Gospel Reflection Sept 10 – Fr. Black
Sunday, September 10
Twenty-third Sunday in Ordinary Time
Matthew 18: 15-20
Gospel:
Jesus said to his disciples:
“If your brother sins against you,
go and tell him his fault between you and him alone.
If he listens to you, you have won over your brother.
If he does not listen,
take one or two others along with you,
so that ‘every fact may be established
on the testimony of two or three witnesses.’
If he refuses to listen to them, tell the church.
If he refuses to listen even to the church,
then treat him as you would a Gentile or a tax collector.
Amen, I say to you,
whatever you bind on earth shall be bound in heaven,
and whatever you loose on earth shall be loosed in heaven.
Again, amen, I say to you,
if two of you agree on earth
about anything for which they are to pray,
it shall be granted to them by my heavenly Father.
For where two or three are gathered together in my name,
there am I in the midst of them.”
Gospel Reflection:
Today’s Gospel addresses a difficult situation within our human relationships. Namely, what should we do when someone has sinned against us.
I think we have all experienced this. We also know what it is like when we handle it in the wrong way. Hopefully, we have also experienced the peace of healing a relationship quickly before it gets too out of hand.
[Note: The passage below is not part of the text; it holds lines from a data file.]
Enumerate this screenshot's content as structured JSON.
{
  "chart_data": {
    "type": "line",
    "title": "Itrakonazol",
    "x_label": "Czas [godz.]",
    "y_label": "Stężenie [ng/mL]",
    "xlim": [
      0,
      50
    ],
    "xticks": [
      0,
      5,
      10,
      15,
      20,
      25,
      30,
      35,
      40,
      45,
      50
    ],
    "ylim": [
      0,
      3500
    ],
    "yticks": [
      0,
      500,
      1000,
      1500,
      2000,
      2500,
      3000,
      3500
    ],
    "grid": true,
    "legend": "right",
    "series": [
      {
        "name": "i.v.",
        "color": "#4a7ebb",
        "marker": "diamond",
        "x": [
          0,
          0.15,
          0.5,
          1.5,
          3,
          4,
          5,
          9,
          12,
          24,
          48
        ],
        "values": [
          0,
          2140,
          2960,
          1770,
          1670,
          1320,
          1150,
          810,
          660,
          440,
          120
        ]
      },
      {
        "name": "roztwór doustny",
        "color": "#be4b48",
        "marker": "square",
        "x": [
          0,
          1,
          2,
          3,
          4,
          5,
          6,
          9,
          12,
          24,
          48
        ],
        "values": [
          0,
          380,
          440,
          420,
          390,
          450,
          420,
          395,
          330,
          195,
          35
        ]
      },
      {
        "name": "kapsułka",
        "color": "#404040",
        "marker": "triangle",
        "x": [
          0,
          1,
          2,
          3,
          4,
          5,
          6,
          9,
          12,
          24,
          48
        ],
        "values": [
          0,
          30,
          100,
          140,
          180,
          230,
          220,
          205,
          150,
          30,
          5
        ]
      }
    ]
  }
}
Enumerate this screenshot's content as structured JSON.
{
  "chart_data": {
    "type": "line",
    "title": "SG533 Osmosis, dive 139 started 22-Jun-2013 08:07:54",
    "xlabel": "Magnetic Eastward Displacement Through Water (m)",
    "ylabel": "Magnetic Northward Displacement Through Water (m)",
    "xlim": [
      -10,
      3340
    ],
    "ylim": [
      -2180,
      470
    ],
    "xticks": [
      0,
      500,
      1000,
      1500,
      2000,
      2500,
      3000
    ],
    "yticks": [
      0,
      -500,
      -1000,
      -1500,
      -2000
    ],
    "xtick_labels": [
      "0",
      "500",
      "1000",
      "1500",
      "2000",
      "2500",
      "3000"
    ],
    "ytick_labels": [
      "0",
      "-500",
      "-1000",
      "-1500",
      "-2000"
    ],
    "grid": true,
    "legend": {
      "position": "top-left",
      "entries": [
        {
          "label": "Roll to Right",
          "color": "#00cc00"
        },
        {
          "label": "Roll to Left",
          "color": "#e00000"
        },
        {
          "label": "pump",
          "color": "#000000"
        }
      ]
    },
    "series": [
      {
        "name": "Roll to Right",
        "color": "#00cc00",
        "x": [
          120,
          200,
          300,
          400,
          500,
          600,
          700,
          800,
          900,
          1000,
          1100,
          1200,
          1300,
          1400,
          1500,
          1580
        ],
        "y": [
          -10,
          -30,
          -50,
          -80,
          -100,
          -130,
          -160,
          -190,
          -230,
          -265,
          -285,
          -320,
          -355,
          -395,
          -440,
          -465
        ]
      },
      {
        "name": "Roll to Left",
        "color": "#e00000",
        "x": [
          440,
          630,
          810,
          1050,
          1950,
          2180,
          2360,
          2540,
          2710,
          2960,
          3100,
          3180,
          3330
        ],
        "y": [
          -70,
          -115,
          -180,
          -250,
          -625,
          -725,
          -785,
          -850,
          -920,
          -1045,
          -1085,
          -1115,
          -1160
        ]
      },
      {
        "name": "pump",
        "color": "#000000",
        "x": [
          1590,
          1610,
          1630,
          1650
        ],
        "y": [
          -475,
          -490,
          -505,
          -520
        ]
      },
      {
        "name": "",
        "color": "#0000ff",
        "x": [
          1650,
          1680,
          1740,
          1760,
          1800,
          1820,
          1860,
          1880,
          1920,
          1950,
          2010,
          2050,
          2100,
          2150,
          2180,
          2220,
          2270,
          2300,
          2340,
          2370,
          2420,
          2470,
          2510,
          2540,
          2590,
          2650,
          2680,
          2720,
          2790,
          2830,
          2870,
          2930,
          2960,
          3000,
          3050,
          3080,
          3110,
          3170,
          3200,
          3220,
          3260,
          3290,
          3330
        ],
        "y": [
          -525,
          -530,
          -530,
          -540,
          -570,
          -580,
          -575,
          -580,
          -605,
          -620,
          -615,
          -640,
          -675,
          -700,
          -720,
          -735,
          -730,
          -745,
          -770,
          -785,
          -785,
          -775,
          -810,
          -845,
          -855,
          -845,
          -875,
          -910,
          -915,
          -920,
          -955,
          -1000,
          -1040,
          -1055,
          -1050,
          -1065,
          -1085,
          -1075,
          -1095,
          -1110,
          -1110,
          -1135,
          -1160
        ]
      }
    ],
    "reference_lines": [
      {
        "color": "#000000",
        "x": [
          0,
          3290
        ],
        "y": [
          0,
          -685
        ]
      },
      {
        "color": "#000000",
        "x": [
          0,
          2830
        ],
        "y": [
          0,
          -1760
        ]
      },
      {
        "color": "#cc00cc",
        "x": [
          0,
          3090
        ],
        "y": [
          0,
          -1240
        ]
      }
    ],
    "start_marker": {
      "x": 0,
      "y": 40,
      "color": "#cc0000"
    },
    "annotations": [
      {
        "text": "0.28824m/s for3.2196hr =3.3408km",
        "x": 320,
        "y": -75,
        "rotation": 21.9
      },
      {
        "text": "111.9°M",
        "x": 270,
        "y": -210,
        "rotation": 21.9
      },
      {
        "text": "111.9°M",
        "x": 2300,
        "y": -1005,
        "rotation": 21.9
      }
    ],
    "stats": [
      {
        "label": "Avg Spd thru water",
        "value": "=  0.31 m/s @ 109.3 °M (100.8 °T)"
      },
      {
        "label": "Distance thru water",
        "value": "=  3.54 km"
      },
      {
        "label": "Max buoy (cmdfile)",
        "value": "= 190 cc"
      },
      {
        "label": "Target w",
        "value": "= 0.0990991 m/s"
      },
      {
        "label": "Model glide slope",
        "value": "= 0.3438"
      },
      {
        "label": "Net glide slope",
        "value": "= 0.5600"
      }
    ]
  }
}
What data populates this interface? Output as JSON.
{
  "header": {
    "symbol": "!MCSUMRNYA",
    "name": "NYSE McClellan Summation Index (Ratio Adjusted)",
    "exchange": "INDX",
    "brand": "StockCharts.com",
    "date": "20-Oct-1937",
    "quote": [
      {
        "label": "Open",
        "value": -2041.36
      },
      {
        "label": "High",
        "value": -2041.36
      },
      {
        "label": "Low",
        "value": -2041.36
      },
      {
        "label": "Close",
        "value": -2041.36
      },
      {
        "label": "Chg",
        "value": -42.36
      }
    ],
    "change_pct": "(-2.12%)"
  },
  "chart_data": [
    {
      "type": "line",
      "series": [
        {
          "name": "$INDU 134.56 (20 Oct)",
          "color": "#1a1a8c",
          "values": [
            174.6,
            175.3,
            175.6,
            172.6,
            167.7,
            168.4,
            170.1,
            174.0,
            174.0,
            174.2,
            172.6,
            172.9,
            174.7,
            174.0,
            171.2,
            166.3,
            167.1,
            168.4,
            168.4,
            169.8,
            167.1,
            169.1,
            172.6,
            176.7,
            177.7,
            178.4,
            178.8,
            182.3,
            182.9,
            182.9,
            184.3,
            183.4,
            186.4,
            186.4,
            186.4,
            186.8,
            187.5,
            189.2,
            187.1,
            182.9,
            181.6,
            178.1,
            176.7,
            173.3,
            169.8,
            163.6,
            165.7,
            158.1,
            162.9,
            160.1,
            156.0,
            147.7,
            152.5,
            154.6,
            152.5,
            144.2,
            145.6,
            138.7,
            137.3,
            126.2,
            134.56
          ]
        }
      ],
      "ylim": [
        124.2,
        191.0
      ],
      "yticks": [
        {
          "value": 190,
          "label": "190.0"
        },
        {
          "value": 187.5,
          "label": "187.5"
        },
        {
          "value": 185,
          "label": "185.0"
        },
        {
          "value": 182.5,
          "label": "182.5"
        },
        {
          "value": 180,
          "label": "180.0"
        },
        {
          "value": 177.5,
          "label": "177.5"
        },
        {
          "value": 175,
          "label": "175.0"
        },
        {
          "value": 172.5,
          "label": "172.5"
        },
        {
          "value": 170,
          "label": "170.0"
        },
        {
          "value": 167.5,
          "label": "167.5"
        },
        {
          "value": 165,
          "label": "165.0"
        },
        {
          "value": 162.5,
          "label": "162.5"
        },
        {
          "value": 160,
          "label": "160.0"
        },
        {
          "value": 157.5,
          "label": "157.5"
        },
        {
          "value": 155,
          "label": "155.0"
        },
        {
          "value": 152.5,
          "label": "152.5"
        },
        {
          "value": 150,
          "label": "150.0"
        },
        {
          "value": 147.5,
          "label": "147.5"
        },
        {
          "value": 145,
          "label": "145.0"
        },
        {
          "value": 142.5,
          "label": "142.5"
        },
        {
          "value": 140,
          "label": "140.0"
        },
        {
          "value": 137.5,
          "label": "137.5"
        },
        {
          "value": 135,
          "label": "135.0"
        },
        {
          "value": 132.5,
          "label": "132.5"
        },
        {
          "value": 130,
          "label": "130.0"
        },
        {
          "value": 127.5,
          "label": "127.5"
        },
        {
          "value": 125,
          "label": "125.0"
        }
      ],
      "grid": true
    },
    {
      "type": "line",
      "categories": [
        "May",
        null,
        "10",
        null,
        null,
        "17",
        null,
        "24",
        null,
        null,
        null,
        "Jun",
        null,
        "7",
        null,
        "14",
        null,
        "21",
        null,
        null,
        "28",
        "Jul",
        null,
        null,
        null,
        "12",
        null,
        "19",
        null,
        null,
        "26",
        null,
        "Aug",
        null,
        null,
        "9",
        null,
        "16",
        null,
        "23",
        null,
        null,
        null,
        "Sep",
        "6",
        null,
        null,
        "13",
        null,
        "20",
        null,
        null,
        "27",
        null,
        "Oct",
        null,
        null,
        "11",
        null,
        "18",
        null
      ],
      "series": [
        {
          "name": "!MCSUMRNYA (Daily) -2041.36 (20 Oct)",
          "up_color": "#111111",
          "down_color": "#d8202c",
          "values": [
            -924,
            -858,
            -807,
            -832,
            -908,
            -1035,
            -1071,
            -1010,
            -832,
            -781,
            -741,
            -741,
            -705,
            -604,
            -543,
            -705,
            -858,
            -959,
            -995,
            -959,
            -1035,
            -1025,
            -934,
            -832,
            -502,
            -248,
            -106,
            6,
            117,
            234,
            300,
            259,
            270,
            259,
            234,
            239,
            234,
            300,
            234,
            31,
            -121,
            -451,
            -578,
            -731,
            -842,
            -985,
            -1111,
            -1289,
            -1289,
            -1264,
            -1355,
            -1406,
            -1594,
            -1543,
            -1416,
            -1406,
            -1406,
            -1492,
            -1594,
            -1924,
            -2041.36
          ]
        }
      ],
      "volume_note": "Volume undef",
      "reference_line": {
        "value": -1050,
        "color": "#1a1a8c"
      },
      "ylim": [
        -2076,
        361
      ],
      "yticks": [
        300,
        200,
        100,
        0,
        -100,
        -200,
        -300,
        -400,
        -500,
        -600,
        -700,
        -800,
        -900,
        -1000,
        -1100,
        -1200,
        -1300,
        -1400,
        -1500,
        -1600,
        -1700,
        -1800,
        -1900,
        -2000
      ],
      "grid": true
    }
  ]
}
In understanding Jesus’ words today, it is helpful to look at the verses that immediately precede today’s Gospel. Jesus was telling His disciples the parable of the Lost Sheep. He speaks of how the Father, as Shepherd, goes to great lengths to retrieve the one sheep that has been lost. It is in this context of reconciliation that we hear these words today. As we approach someone who has done something wrong against us, it should be with a hope of healing our relationship and helping the other person to grow in holiness. When we approach them with anger, judgment, or self-righteousness, we are starting out on the wrong foot and run the risk of not being heard at all. It is our intent that will make all the difference. When our hope is to heal our relationship with the person, we will likely choose very different words than if we were to choose them out of anger or any other negative emotions.
It is equally important that the persons involved, if we need to include others, have the same reconciling attitude. When all attempts fail, while Jesus’ words sound harsh, what He is saying is not. He is saying to leave them alone. It is when we carry the grudge for a long time that our behavior and our speech become less than healing. When we continue to talk about or think negatively about the person, that brings further division. When the steps we take toward healing don’t seem to be working, we are not out of options. Prayer is our next step.